Thank you for your intervention. I couldn't agree more.
I'll start off by saying that one of our key modes of intervention, especially for the most marginalized girls, is actually to work with men and boys, and to work with what is often male customary and traditional leadership at the village level, because they are the key game changers in terms of changing attitudes and changing practices. You can have the law on the books, but if local leadership and local government is not going to enforce it, you can't get anywhere. I completely agree with that.
One key aspect of our intervention is mapping and data, understanding where these young girls are, the girls who are at most at risk. You're so right: you cannot protect those young adolescent girls if they don't exist and they're not registered anywhere.
One of our big pushes.... UNFPA is the lead agency on census.

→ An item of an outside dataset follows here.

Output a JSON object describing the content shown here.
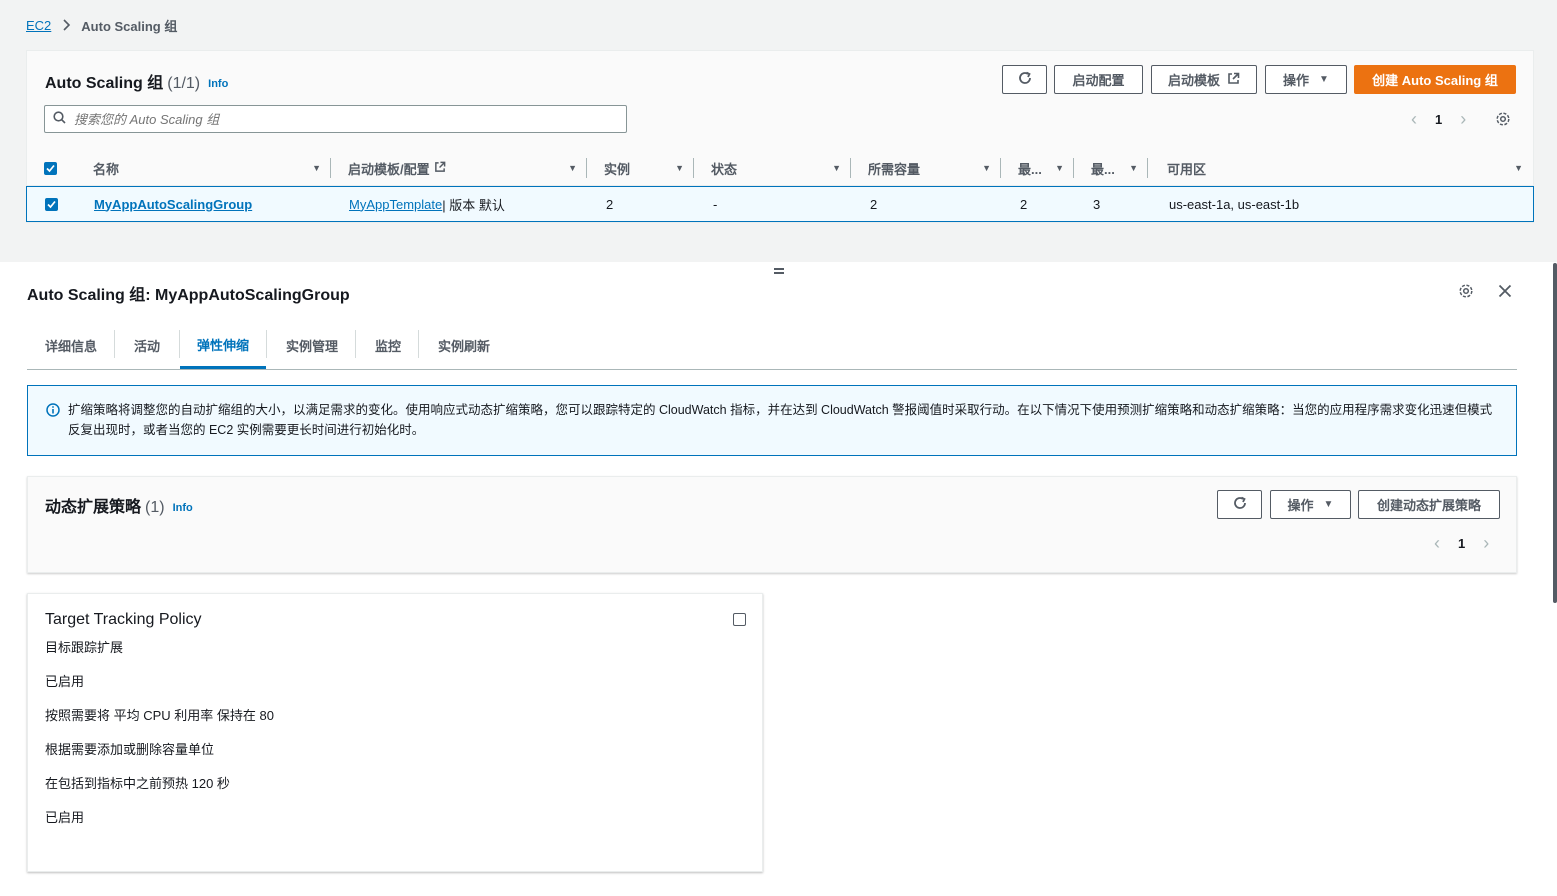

We've been making sure that gender and age desegregation is seen as a vital part of all census operations, of course, but it starts with civil registration. It's certainly a piece of the puzzle we've been working on with governments for decades, trying to ensure they have the systems to capture that information, and then to properly analyze it when they have it.

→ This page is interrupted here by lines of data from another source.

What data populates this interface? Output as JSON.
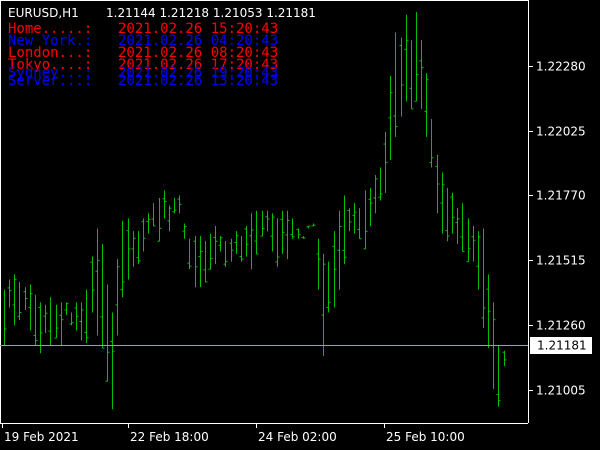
{
  "header": {
    "symbol_timeframe": "EURUSD,H1",
    "quote": "1.21144 1.21218 1.21053 1.21181"
  },
  "clocks": [
    {
      "label": "Home.....:",
      "time": "2021.02.26 15:20:43",
      "color": "#ff0000"
    },
    {
      "label": "New York.:",
      "time": "2021.02.26 04:20:43",
      "color": "#0000ff"
    },
    {
      "label": "London...:",
      "time": "2021.02.26 08:20:43",
      "color": "#ff0000"
    },
    {
      "label": "Tokyo....:",
      "time": "2021.02.26 17:20:43",
      "color": "#ff0000"
    },
    {
      "label": "Sydney...:",
      "time": "2021.02.26 19:20:43",
      "color": "#0000ff"
    },
    {
      "label": "Server...:",
      "time": "2021.02.26 13:20:43",
      "color": "#0000ff"
    }
  ],
  "current_price": {
    "label": "1.21181",
    "value": 1.21181,
    "line_color": "#8aa2b8"
  },
  "colors": {
    "bars": "#00c000",
    "background": "#000000",
    "foreground": "#ffffff"
  },
  "chart_data": {
    "type": "ohlc",
    "ylim": [
      1.2088,
      1.2253
    ],
    "yticks": [
      1.2228,
      1.22025,
      1.2177,
      1.21515,
      1.2126,
      1.21005
    ],
    "ytick_labels": [
      "1.22280",
      "1.22025",
      "1.21770",
      "1.21515",
      "1.21260",
      "1.21005"
    ],
    "xlabels": [
      "19 Feb 2021",
      "22 Feb 18:00",
      "24 Feb 02:00",
      "25 Feb 10:00"
    ],
    "bars_low": [
      1.2118,
      1.2133,
      1.2126,
      1.2128,
      1.2132,
      1.2124,
      1.2118,
      1.2115,
      1.2123,
      1.2118,
      1.2121,
      1.2118,
      1.213,
      1.2126,
      1.2124,
      1.212,
      1.2119,
      1.2131,
      1.2122,
      1.2117,
      1.2104,
      1.2093,
      1.2122,
      1.2137,
      1.2144,
      1.2149,
      1.215,
      1.2155,
      1.2162,
      1.2165,
      1.2159,
      1.2168,
      1.2163,
      1.217,
      1.217,
      1.216,
      1.2148,
      1.2141,
      1.2141,
      1.2143,
      1.2148,
      1.215,
      1.2155,
      1.2149,
      1.2151,
      1.2154,
      1.2151,
      1.2153,
      1.2148,
      1.2154,
      1.2161,
      1.2163,
      1.2155,
      1.2149,
      1.2154,
      1.2152,
      1.216,
      1.216,
      1.2161,
      1.2165,
      1.2165,
      1.214,
      1.2114,
      1.2131,
      1.2133,
      1.214,
      1.215,
      1.2163,
      1.2162,
      1.216,
      1.2156,
      1.2165,
      1.217,
      1.2175,
      1.2178,
      1.2191,
      1.22,
      1.2208,
      1.2214,
      1.2211,
      1.2214,
      1.2211,
      1.22,
      1.2188,
      1.217,
      1.2162,
      1.2159,
      1.2162,
      1.2158,
      1.2155,
      1.2151,
      1.2151,
      1.214,
      1.2125,
      1.2117,
      1.2101,
      1.2094,
      1.211
    ],
    "bars_high": [
      1.214,
      1.2144,
      1.2146,
      1.2143,
      1.2141,
      1.2142,
      1.2138,
      1.2135,
      1.2134,
      1.2137,
      1.2134,
      1.2135,
      1.2135,
      1.2131,
      1.2135,
      1.2135,
      1.214,
      1.2153,
      1.2164,
      1.2158,
      1.2142,
      1.2131,
      1.2152,
      1.2167,
      1.2168,
      1.2163,
      1.2163,
      1.2168,
      1.217,
      1.2174,
      1.2176,
      1.2179,
      1.2173,
      1.2176,
      1.2177,
      1.2166,
      1.216,
      1.2161,
      1.2161,
      1.2159,
      1.2162,
      1.2165,
      1.2161,
      1.2159,
      1.216,
      1.2163,
      1.2161,
      1.2165,
      1.217,
      1.2171,
      1.2171,
      1.2171,
      1.217,
      1.2168,
      1.2171,
      1.2171,
      1.2168,
      1.2164,
      1.216,
      1.2164,
      1.2166,
      1.216,
      1.2154,
      1.2151,
      1.2163,
      1.2171,
      1.2177,
      1.2172,
      1.2174,
      1.2172,
      1.2179,
      1.218,
      1.2185,
      1.2188,
      1.2202,
      1.2224,
      1.2241,
      1.2239,
      1.2248,
      1.2238,
      1.2249,
      1.2238,
      1.2225,
      1.2207,
      1.2193,
      1.2186,
      1.218,
      1.2178,
      1.2172,
      1.2174,
      1.2168,
      1.2165,
      1.2163,
      1.2164,
      1.2146,
      1.2135,
      1.2118,
      1.2116
    ]
  }
}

In one of our key intervention areas, for example in Zambia, which has 42% of young girls who are married before the age of 18, we've been working closely with them to map all of that existing child marriage. The basic counting piece of that is birth registration figures.
We couldn't agree more that this data foundation is vital. It's going to be a vital part of that post-2015 agenda, and I think we have to make sure that it continues. It's being well addressed at the moment, in terms of what those goals are and how the indicators will be worked out, but we cannot take our eye off the ball in ensuring that is there.
If I may add one additional thing, you talked about maternal, newborn, and child health, MNCH. I would add an “A” to MNCH, because the adolescent has particular needs. I think that as much as we know that the goals under maternal, newborn, and child health have not been reached, we have to factor in that adolescent health aspect in the post-2015 process.
Of course, knowing exactly how old a girl is when she's getting married is the first piece, and I couldn't agree more that civil registration is the first step so that you can actually track these issues for girls.